My first experiment with Meditation was with “Art of Living” – Sudarshan Kriya, which is a kind of breathing + meditation exercise. I enrolled for a 5-day course with an hour daily spent on both the kriya and the spiritual sessions. Oh my! it was magical. In fact, I have noticed since then, that if you initiate a Meditation technique during a high-stress period, the impact will be drastic and huge. The stress evaporates and then life seems beautiful and optimistic. You can observe the changes happening in the external world. Over a period of time, these changes become more subtle and not very obvious. One meditation course and I was back to my confident and healthy self. It was a miracle!

But due to this sudden spurt of confidence and boldness, I also took some big decisions. I decided to quit the relationship and job. Did I make wrong decisions? Well, I am not repentant, it seems more like destiny when I look back now. Got another job and moved on with my life. Had a few months of relaxing break, and I now have the confidence that I can bounce back from any situation in life. But the sudden change and break-up got me into a deep depression.
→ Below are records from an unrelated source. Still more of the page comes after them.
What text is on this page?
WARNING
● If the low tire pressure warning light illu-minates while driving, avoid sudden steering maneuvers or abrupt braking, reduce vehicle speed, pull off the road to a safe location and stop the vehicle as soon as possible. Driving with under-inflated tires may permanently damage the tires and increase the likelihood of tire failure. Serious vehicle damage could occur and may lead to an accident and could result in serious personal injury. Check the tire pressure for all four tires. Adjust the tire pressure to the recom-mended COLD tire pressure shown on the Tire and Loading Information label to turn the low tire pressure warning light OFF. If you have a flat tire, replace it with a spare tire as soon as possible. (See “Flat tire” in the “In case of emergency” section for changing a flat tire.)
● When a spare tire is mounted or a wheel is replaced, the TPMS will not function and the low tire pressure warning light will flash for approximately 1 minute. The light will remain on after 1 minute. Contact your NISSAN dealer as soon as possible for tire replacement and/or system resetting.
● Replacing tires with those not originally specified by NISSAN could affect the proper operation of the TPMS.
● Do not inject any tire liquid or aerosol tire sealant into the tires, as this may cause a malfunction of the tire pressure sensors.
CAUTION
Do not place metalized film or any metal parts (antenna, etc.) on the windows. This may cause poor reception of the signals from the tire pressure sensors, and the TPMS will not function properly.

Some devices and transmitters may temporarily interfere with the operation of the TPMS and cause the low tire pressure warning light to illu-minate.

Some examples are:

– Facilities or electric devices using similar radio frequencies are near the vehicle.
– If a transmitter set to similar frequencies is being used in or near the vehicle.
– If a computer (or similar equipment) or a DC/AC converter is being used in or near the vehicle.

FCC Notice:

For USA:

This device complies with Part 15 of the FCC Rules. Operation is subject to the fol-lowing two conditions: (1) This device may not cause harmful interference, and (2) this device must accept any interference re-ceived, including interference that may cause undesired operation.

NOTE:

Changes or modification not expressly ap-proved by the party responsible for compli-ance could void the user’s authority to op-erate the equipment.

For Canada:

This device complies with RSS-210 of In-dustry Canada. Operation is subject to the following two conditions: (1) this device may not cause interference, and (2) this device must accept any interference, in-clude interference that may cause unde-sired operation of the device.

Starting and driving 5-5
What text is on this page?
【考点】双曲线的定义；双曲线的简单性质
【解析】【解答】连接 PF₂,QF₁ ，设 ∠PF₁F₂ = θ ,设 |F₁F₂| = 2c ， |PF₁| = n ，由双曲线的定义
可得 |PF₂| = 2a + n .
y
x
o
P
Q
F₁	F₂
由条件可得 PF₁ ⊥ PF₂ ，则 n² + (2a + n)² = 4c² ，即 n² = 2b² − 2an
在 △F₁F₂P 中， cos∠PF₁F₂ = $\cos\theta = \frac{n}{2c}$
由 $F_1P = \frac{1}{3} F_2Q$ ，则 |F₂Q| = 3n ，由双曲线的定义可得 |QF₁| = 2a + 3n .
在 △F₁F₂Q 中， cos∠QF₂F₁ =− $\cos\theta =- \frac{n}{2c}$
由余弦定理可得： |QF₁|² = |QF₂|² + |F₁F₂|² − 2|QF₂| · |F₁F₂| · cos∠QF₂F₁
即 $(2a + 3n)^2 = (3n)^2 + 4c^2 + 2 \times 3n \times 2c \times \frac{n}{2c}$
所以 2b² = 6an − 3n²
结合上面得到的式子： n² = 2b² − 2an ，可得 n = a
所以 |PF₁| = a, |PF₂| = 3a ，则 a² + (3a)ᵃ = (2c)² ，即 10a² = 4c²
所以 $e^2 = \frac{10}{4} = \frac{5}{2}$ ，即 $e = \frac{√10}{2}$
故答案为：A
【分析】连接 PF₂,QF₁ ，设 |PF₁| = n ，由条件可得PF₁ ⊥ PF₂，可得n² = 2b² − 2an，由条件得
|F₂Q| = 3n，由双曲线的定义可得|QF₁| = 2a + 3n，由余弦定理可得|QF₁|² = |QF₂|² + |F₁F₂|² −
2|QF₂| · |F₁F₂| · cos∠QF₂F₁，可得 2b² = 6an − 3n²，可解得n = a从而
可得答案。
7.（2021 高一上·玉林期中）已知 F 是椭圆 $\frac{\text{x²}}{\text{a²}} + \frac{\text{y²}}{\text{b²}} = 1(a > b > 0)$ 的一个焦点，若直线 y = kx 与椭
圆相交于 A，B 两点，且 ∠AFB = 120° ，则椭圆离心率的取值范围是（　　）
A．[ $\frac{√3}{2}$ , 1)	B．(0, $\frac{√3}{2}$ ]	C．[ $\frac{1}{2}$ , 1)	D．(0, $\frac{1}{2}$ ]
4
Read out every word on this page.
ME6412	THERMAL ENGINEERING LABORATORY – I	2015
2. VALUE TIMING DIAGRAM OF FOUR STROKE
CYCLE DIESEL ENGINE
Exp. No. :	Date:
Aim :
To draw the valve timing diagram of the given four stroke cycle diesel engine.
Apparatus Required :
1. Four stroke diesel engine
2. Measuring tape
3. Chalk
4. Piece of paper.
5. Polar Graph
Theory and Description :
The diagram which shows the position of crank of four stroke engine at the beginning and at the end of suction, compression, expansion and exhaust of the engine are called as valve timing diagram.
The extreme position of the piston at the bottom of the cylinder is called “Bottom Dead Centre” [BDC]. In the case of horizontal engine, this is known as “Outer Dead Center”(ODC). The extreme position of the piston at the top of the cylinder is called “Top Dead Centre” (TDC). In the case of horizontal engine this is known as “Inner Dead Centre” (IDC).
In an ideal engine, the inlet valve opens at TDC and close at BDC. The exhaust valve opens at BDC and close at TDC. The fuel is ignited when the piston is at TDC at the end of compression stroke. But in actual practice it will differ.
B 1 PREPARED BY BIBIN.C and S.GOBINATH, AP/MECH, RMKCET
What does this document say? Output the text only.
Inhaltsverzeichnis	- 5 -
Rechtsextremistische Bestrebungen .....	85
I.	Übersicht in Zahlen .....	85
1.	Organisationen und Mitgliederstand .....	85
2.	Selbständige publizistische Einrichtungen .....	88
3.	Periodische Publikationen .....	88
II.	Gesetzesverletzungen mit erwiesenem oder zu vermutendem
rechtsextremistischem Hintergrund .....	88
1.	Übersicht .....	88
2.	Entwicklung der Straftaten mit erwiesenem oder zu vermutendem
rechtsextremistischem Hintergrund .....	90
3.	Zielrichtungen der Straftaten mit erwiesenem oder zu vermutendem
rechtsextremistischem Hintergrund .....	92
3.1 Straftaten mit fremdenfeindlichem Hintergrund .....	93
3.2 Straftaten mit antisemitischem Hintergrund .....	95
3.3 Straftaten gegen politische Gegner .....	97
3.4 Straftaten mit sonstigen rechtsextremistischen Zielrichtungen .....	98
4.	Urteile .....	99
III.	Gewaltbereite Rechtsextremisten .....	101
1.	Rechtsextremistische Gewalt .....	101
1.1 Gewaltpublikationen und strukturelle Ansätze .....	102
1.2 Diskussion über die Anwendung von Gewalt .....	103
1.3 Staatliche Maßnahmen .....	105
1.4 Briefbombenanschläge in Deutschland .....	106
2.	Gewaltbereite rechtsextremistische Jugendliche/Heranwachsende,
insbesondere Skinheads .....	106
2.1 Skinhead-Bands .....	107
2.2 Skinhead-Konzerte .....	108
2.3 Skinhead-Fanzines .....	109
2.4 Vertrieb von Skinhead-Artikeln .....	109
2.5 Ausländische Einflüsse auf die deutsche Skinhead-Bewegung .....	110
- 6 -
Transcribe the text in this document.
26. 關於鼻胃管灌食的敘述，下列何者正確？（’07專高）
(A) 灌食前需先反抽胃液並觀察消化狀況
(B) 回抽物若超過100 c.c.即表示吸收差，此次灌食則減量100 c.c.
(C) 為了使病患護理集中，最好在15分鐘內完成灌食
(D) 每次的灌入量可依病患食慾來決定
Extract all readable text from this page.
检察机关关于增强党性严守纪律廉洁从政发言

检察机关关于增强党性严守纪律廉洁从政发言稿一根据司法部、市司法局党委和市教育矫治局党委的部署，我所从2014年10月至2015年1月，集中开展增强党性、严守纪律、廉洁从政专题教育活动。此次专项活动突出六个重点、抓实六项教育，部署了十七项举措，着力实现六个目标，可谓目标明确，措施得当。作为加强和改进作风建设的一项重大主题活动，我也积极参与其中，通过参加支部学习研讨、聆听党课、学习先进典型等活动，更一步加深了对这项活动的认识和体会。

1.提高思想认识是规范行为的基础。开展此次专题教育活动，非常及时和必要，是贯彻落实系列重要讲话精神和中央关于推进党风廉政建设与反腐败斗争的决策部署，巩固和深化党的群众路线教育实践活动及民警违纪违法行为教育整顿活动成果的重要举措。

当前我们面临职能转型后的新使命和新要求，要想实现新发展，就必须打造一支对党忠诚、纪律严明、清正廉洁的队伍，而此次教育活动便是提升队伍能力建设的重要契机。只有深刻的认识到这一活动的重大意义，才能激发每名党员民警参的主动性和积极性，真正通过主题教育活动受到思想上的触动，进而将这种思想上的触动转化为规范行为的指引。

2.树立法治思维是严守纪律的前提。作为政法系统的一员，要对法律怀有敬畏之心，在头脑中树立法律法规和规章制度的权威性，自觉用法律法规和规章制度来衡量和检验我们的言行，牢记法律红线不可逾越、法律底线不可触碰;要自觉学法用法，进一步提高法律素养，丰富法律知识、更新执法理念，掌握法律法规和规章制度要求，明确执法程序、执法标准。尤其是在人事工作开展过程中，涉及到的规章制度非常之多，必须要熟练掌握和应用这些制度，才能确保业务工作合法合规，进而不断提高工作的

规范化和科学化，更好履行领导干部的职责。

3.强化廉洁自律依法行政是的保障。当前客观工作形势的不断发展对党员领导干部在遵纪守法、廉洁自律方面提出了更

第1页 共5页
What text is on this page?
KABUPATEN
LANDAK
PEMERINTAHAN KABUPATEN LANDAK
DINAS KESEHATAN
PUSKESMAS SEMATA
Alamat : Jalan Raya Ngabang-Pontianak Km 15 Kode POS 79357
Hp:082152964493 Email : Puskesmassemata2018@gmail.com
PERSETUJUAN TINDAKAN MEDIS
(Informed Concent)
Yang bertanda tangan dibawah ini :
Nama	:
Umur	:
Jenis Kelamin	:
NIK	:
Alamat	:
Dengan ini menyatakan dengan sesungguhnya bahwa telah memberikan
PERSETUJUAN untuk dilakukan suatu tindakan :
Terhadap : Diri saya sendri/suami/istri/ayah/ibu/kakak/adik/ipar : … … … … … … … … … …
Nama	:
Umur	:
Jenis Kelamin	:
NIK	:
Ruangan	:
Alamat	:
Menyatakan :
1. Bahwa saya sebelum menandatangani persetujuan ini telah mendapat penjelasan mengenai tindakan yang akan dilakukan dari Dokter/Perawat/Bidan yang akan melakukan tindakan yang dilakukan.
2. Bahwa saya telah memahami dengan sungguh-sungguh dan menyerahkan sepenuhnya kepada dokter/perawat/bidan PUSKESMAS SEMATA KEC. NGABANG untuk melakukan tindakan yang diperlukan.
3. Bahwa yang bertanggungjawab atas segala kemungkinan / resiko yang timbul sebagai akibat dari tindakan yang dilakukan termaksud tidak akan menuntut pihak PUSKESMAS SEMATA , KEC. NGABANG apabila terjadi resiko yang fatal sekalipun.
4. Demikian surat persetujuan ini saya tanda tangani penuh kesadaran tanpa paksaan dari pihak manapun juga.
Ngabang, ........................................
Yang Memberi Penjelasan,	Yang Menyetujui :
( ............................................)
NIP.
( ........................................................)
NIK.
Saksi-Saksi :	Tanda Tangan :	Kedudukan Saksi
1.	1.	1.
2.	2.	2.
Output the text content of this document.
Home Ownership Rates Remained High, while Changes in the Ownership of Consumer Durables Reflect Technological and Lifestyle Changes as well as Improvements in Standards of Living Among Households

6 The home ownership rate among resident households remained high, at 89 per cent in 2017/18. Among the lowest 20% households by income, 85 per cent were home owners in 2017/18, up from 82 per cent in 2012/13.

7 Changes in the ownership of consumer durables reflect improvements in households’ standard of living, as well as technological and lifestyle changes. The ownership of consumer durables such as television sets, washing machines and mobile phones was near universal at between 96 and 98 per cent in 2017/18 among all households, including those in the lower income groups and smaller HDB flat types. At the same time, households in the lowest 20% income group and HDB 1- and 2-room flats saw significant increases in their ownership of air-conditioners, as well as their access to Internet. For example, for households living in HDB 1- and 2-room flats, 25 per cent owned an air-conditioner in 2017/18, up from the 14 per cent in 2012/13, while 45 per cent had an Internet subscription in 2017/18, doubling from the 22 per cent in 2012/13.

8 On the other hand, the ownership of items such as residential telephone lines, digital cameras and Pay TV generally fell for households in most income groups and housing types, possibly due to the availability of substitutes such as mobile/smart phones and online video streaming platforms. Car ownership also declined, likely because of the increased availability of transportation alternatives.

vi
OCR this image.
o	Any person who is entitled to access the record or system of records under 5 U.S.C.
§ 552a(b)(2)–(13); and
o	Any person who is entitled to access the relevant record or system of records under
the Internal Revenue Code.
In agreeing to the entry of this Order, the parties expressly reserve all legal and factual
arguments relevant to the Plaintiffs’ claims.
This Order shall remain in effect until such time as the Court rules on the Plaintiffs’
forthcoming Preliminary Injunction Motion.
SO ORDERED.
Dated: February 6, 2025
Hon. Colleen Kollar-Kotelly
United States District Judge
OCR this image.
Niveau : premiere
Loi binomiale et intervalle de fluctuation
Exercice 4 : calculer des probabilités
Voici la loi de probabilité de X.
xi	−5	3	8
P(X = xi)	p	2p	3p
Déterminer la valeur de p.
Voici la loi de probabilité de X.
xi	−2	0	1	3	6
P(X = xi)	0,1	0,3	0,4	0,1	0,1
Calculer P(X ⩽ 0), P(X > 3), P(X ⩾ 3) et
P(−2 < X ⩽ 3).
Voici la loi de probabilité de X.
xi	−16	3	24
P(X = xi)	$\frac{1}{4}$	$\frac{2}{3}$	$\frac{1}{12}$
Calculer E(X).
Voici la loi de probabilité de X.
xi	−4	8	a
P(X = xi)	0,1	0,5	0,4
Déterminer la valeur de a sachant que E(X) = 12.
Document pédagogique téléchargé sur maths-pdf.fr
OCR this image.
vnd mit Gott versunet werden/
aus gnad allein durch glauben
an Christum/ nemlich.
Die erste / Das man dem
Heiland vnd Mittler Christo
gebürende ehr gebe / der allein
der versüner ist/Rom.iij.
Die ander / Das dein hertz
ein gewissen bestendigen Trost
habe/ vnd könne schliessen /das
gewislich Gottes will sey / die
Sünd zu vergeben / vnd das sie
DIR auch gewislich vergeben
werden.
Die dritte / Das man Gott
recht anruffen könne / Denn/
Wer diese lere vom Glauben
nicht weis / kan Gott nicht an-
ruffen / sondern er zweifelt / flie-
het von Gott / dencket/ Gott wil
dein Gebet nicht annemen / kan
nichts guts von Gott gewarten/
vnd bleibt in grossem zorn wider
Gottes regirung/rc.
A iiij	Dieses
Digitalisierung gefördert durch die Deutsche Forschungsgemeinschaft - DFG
And this is one of the reasons, I suggest people to go slow after their 1st experience of Meditation. The sudden euphoria and confidence are like, getting too much power without being trained for it. And if you do not continue with the practice, like me, you are left hanging.

Regarding the Meditation – I was able to follow it only for a couple of months consistently as I would forget the count of breaths or would sleep in-between. 😀 I didn’t sustain for long and with time, just became a person who had tasted the nectar once and wanted to try it again. Sadly, that initial feeling or experience is not easy to replicate again. Now I understand why Meditation is like an addiction, where people want to feel that high again n again. Luckily, it is not destructive like drugs. With time and wisdom, I have learned that I don’t need to feel that high again and any meditation technique is effective as long as it is regularly done.

Due to my inconsistent follow-ups over the next 2 years, I went back to square one. My migraine and breathing issues started recurring. They were not as frequent as before, but still, they were a thorn in my side. My career was pretty fine but personally, I was depressed. Stress at Job is easy to handle but relationships are a totally different ball game.

So yeah, it is not the meditation itself that got me into depression, but not continuing it. Also as I mentioned before, one needs to be careful during the starting days. We are not used to sudden drastic changes.

Due to the count involved in Sudarshan kriya, I realized it is not for me. Don’t get me wrong, it is a wonderful technique and I suggest it to many people, even my brother. But, I believe that everyone has their own technique which fits them perfectly. Looking for my perfect technique was a new chapter that had already begun.

An excerpt on Art of Living: ‘Art of Living’ is a foundation headquartered in Bangalore, India, and the Sudarshan Kriya technique discovered by Sri Sri Ravi Shankar (the founder and a great mystic) has been helping millions of people worldwide since its inception in 1981.